A segunda BIBLIOGRAFIA BRASILEIRA DE FUTEBOL é o resultado de uma ampla pesquisa de Ademir Takara que relaciona 4.570 livros publicados no Brasil sobre futebol, de acordo com uma classificação segundo o seu conteúdo e as normas da biblioteconomia.

A obra é fruto de um trabalho de dois pesquisadores e tem objetivo permitir que outros pesquisadores, acadêmicos ou não, possam aprofundar a leitura ou identificar alguma publicação para suas pesquisas.

No prefácio do livro o jornalista Mauricio Stycer afirma: “Pesquisadores interessados em futebol vão encontrar neste livro um mapa do tesouro para as mais variadas investigações.
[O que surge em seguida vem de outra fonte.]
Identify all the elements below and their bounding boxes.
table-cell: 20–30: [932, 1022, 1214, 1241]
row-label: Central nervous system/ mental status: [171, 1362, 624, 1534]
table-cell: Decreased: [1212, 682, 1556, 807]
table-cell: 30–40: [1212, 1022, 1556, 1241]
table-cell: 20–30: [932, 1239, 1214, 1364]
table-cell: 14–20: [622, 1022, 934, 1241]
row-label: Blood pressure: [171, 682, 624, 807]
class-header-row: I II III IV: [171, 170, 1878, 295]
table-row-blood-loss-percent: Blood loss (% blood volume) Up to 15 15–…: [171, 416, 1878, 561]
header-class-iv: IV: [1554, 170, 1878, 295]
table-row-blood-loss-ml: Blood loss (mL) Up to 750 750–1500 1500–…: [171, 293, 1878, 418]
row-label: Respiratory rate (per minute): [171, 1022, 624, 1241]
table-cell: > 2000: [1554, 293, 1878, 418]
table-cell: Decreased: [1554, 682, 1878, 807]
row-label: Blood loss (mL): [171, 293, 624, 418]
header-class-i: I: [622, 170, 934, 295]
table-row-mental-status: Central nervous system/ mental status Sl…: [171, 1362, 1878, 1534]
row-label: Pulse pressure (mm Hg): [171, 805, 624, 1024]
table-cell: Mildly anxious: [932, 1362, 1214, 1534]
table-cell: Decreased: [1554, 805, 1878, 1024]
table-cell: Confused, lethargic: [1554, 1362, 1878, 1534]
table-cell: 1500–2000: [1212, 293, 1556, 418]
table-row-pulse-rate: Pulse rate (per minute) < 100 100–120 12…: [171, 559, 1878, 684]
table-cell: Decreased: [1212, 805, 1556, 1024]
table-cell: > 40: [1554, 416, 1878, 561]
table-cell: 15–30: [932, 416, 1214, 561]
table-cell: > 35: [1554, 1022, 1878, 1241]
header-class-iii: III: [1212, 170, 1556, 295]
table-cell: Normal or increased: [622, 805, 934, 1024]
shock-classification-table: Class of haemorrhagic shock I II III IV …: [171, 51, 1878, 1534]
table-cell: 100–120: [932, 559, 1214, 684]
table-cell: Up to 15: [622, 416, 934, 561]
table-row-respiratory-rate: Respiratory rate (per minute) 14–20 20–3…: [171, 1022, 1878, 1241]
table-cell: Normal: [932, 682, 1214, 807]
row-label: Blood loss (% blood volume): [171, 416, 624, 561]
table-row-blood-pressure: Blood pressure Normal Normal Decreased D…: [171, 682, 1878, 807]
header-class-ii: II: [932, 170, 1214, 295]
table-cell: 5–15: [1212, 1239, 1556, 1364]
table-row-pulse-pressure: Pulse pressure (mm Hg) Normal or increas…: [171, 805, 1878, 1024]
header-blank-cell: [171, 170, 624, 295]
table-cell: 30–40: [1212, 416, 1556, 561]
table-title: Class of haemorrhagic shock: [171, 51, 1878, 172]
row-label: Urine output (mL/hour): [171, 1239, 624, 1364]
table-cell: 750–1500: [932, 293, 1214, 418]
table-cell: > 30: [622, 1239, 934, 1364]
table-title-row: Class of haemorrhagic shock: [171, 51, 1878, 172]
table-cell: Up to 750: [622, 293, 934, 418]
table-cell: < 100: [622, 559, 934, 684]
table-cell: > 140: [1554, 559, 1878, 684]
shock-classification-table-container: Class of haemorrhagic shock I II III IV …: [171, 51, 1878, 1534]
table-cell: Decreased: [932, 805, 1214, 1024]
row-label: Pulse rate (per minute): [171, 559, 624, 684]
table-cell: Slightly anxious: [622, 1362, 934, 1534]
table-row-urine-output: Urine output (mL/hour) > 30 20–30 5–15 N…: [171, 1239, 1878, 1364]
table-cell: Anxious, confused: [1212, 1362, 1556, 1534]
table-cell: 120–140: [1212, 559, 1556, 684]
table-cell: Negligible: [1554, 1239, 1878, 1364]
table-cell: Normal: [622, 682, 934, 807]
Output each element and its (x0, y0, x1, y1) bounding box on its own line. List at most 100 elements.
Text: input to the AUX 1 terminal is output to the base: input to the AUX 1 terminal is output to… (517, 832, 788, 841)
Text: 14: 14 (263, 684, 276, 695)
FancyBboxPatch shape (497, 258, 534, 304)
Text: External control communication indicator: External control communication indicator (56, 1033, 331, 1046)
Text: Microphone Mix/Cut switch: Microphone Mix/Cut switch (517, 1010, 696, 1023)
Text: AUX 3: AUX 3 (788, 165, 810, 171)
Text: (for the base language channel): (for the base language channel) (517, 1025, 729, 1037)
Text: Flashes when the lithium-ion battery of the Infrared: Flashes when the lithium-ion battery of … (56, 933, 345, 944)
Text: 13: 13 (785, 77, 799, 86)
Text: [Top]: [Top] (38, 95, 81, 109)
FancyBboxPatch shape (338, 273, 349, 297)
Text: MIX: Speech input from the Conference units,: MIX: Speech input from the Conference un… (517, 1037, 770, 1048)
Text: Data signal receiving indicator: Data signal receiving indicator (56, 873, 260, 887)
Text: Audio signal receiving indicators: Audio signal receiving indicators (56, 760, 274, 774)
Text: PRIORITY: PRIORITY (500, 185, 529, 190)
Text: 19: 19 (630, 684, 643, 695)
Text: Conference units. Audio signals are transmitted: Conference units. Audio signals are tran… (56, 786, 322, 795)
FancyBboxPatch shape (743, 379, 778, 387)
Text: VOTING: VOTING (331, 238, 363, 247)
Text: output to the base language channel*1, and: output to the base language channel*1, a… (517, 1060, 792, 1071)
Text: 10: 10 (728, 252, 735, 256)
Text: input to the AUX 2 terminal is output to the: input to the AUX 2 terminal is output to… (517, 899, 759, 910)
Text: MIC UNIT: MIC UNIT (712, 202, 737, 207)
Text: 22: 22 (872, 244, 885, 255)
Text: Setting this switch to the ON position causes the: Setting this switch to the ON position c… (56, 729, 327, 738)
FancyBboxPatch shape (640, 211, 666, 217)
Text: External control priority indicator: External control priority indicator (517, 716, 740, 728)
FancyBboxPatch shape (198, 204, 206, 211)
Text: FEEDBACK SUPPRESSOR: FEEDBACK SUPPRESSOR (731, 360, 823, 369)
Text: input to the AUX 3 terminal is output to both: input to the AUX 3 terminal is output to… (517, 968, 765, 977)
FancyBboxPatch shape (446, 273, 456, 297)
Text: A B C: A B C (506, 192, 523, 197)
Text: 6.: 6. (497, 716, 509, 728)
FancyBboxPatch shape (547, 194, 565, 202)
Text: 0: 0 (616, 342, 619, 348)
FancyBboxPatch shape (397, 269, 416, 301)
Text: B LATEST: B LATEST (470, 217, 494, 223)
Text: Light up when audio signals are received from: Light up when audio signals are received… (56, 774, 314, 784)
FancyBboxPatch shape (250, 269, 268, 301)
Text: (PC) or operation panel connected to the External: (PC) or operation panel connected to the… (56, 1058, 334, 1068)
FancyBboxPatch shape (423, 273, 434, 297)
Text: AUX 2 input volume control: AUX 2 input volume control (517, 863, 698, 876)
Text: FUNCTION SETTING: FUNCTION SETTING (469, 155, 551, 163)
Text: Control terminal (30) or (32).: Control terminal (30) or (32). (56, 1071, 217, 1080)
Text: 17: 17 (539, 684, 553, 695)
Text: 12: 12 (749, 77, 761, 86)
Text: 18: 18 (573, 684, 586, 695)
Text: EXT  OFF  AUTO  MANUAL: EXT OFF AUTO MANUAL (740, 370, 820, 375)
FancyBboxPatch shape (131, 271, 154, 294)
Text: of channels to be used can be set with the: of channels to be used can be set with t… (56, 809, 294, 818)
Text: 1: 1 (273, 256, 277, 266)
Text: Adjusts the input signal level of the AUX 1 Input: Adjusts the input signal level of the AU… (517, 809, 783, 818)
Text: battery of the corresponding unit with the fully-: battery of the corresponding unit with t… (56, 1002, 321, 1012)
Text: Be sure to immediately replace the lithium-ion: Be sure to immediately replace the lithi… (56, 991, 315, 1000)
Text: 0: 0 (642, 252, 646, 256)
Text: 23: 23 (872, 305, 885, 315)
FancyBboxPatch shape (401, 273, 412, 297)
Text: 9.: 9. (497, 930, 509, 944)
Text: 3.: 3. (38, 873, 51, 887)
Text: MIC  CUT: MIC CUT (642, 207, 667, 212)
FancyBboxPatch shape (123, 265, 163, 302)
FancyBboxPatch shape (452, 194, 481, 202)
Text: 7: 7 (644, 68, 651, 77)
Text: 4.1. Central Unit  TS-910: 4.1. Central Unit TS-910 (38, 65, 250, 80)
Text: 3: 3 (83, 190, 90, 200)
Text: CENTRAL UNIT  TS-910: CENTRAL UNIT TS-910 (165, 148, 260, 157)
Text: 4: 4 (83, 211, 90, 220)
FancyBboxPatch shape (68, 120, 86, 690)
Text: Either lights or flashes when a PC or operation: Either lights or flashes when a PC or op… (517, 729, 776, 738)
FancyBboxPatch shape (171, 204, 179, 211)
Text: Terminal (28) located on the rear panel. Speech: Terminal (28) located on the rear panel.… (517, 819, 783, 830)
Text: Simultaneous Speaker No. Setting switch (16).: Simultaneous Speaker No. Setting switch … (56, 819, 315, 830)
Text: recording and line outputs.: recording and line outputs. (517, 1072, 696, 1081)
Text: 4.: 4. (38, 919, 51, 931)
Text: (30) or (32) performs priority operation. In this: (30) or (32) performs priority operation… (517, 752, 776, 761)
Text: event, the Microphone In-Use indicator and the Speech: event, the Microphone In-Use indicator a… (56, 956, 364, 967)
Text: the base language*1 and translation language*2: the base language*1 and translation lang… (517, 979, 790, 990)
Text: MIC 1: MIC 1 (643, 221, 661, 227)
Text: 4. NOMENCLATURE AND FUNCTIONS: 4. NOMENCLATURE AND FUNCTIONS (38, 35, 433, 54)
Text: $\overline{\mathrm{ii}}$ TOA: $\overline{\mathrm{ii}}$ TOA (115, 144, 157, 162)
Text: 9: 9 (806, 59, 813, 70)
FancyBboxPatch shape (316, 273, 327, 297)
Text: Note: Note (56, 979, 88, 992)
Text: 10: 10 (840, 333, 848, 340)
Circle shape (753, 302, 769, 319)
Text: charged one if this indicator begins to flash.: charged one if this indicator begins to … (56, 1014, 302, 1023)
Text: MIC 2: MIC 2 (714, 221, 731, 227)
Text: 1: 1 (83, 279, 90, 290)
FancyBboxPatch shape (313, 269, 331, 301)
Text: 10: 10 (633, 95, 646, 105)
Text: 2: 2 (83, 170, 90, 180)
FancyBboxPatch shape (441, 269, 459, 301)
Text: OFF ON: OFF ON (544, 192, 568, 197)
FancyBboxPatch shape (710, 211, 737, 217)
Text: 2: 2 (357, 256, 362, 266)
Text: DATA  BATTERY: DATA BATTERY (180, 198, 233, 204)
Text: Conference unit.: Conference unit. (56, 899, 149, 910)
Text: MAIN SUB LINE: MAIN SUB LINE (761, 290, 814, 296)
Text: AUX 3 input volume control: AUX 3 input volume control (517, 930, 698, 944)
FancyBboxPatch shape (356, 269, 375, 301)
Editores atentos vão perceber que seu Domingos e Ademir estão colocando à disposição uma verdadeira mina de ouro, com sugestões de reedições de obras hoje esquecidas ou menos valorizadas do que mereceriam.”

Serviços

12h30/13h15. Bate-papo e sessão de autógrafos com Domingos Antonio D’Angelo Jr. e Ademir Takara, autores do livro “Bibliofut: a literatura do futebol brasileiro” (Jundiaí: In House, 2019). O livro —fruto do trabalho de dois pesquisadores que amam o futebol e resolveram compartilhar suas paixões pelo esporte bretão e pelos livros— estará à venda no local pelo preço de R$ 50,00. Domingos é consultor de relações do trabalho, bibliófilo —dono de uma ampla biblioteca com livros sobre futebol— e um dos fundadores do Memofut. Ademir é bacharel em Biblioteconomia e História pela Universidade de São Paulo (USP) e bibliotecário do Centro de Referência do Futebol Brasileiro (CRFB) do Museu do Futebol.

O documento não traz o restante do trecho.